Herhangi biriyle ve herhangi bir oranda değil: Obernai'den (Bas-Rhin) 72 yaşındaki Béatrice, "kendisine eşlik edenlerin sistematik olarak en pahalı yemekleri alarak abartmamaları koşuluyla" paylaşıyor. Dijon'dan (Côte-d'Or) 67 yaşındaki Chantal da "tüketim aşağı yukarı aynı miktardaysa" bölüyor. Haguenau'dan (Bas-Rhin) 54 yaşındaki Vanessa için de durum aynı: "Yemekler/tüketim dengeli değilse, herkes kendi payını öder; bu normaldir ve herkes tarafından her zaman iyi karşılanır."
Tréminis'li (Isère) 60 yaşındaki Bruno hariç, tanıklarımız tüm hesabı ailelerine, özellikle de çocuklarına (belirli bir yaştakiler bile) ödemeye daha yatkın. Sylvie, "Çocuklar ve üvey çocuklar için, çiftimizin kredi kartı ödüyor," diye vurguluyor. Montbrison'lu (Loire) 76 yaşındaki Gilbert ise, "Çocuklarla birlikteysek, toplam tutarı ben ödüyorum," diye ekliyor. Alsaslı Béatrice, "torunlarını, kardeşlerini veya yakın arkadaşlarını" bu listeye ekliyor. Vanessa ise, "maddi olarak rahatsa" ve kendisi "düzenli olarak davet ediliyorsa" "arkadaşlarını veya ailesini davet etmekten mutluluk duyuyor." Strazburg'lu (Bas-Rhin) 30 yaşındaki Jérôme ise genellikle "aynı kişilerle" bara gidiyor ve "belirli bir ayda maddi olarak ne istediğine veya neye ihtiyacı olduğuna bağlı olarak düzenli olarak içkilerin parasını ödeyebiliyor."
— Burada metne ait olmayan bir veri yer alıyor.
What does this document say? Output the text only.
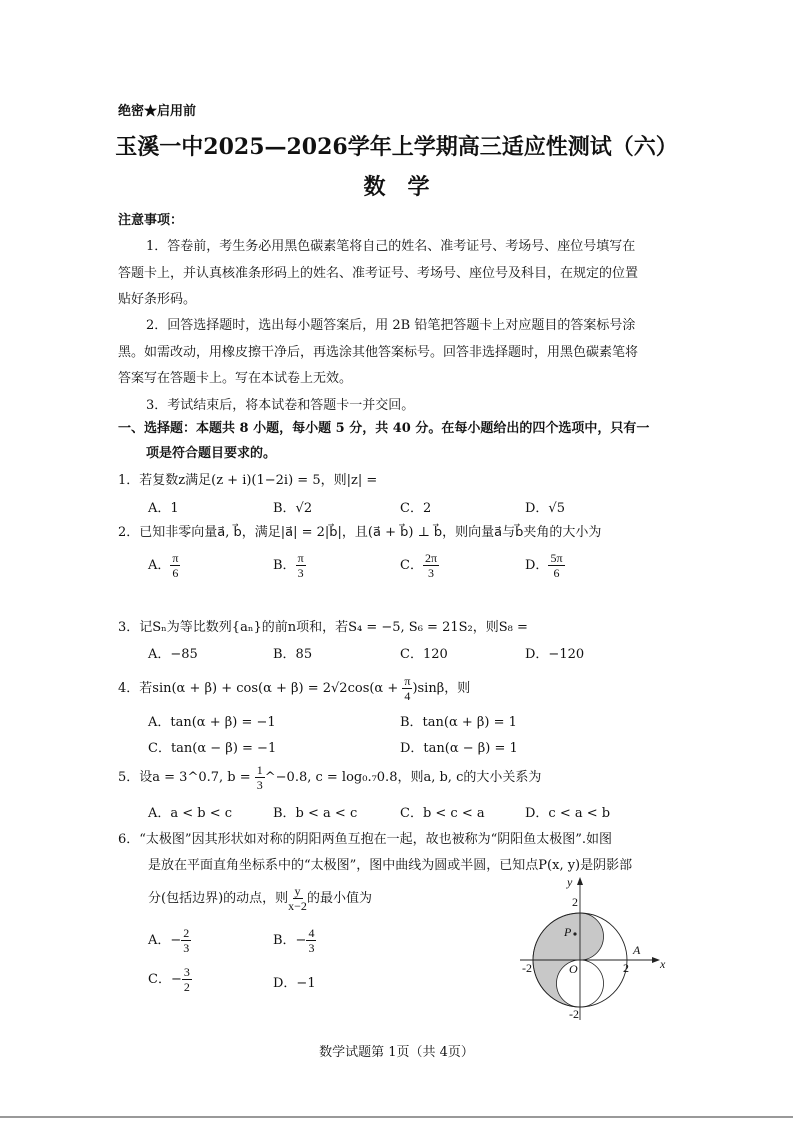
绝密★启用前
玉溪一中2025—2026学年上学期高三适应性测试（六）
数　学
注意事项：
1．答卷前，考生务必用黑色碳素笔将自己的姓名、准考证号、考场号、座位号填写在
答题卡上，并认真核准条形码上的姓名、准考证号、考场号、座位号及科目，在规定的位置
贴好条形码。
2．回答选择题时，选出每小题答案后，用 2B 铅笔把答题卡上对应题目的答案标号涂
黑。如需改动，用橡皮擦干净后，再选涂其他答案标号。回答非选择题时，用黑色碳素笔将
答案写在答题卡上。写在本试卷上无效。
3．考试结束后，将本试卷和答题卡一并交回。
一、选择题：本题共 8 小题，每小题 5 分，共 40 分。在每小题给出的四个选项中，只有一
项是符合题目要求的。
1．若复数z满足(z + i)(1−2i) = 5，则|z| =
A．1	B．√2	C．2	D．√5
2．已知非零向量a⃗, b⃗，满足|a⃗| = 2|b⃗|，且(a⃗ + b⃗) ⊥ b⃗，则向量a⃗与b⃗夹角的大小为
A． $\frac{\pi}{6}$	B． $\frac{\pi}{3}$	C． $\frac{2\pi}{3}$	D． $\frac{5\pi}{6}$
3．记Sₙ为等比数列{aₙ}的前n项和，若S₄ = −5, S₆ = 21S₂，则S₈ =
A．−85	B．85	C．120	D．−120
4．若$\sin(\alpha + \beta) + \cos(\alpha + \beta) = 2√2\cos(\alpha + \frac{\pi}{4} )\sin\beta$，则
A．tan(α + β) = −1	B．tan(α + β) = 1
C．tan(α − β) = −1	D．tan(α − β) = 1
5．设a = 3^0.7, $b = \frac{1}{3}$ ^−0.8, c = log₀.₇0.8，则a, b, c的大小关系为
A．a < b < c	B．b < a < c	C．b < c < a	D．c < a < b
6．“太极图”因其形状如对称的阴阳两鱼互抱在一起，故也被称为“阴阳鱼太极图”.如图
是放在平面直角坐标系中的“太极图”，图中曲线为圆或半圆，已知点P(x, y)是阴影部
分(包括边界)的动点，则 $\frac{y}{x-2}$ 的最小值为
A．− $\frac{2}{3}$	B．− $\frac{4}{3}$
C．− $\frac{3}{2}$	D．−1
y
x
2
-2
-2	2
O
A
P
数学试题第 1页（共 4页）
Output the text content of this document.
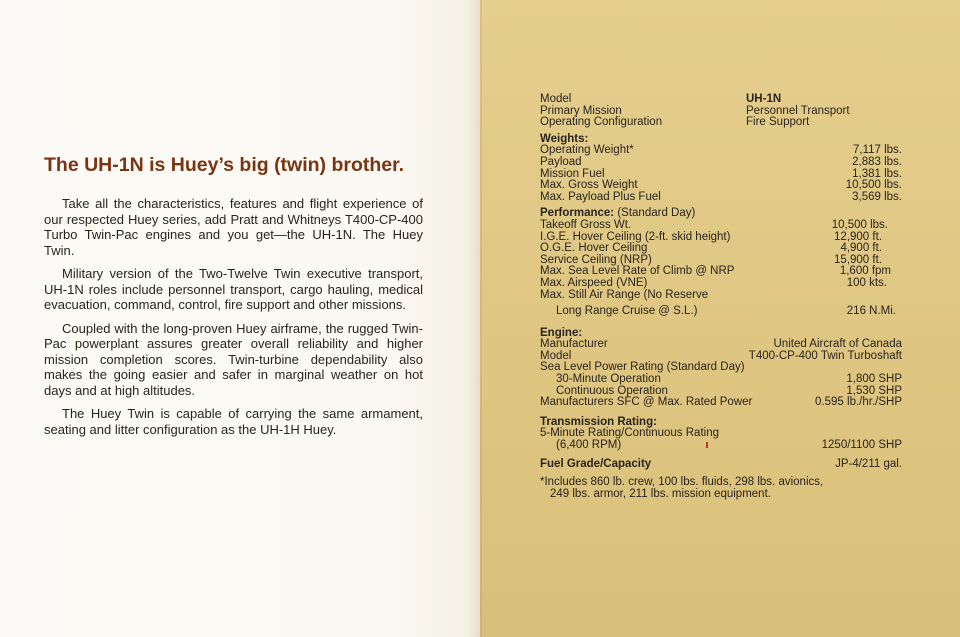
The UH-1N is Huey’s big (twin) brother.

Take all the characteristics, features and flight experience of our respected Huey series, add Pratt and Whitneys T400-CP-400 Turbo Twin-Pac engines and you get—the UH-1N. The Huey Twin.

Military version of the Two-Twelve Twin executive transport, UH-1N roles include personnel transport, cargo hauling, medical evacuation, command, control, fire support and other missions.

Coupled with the long-proven Huey airframe, the rugged Twin-Pac powerplant assures greater overall reliability and higher mission completion scores. Twin-turbine dependability also makes the going easier and safer in marginal weather on hot days and at high altitudes.

The Huey Twin is capable of carrying the same armament, seating and litter configuration as the UH-1H Huey.

Model	UH-1N
Primary Mission	Personnel Transport
Operating Configuration	Fire Support
Weights:
Operating Weight*	7,117 lbs.
Payload	2,883 lbs.
Mission Fuel	1,381 lbs.
Max. Gross Weight	10,500 lbs.
Max. Payload Plus Fuel	3,569 lbs.
Performance: (Standard Day)
Takeoff Gross Wt.	10,500 lbs.
I.G.E. Hover Ceiling (2-ft. skid height)	12,900 ft.
O.G.E. Hover Ceiling	4,900 ft.
Service Ceiling (NRP)	15,900 ft.
Max. Sea Level Rate of Climb @ NRP	1,600 fpm
Max. Airspeed (VNE)	100 kts.
Max. Still Air Range (No Reserve
Long Range Cruise @ S.L.)	216 N.Mi.
Engine:
Manufacturer	United Aircraft of Canada
Model	T400-CP-400 Twin Turboshaft
Sea Level Power Rating (Standard Day)
30-Minute Operation	1,800 SHP
Continuous Operation	1,530 SHP
Manufacturers SFC @ Max. Rated Power	0.595 lb./hr./SHP
Transmission Rating:
5-Minute Rating/Continuous Rating
(6,400 RPM)	1250/1100 SHP
Fuel Grade/Capacity	JP-4/211 gal.
*Includes 860 lb. crew, 100 lbs. fluids, 298 lbs. avionics,
249 lbs. armor, 211 lbs. mission equipment.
Son olarak, kasaba adını anmadığımız 63 yaşındaki Philippe gibi, kader anında "gizlice tuvalete giden" kişiler de var. "Geri döndüğümde, genellikle parası ödenmiş oluyor ve bu her zaman bir şeydir," diyor "küçük bir emeklilik maaşıyla" mücadele ettiğini söyleyen adam.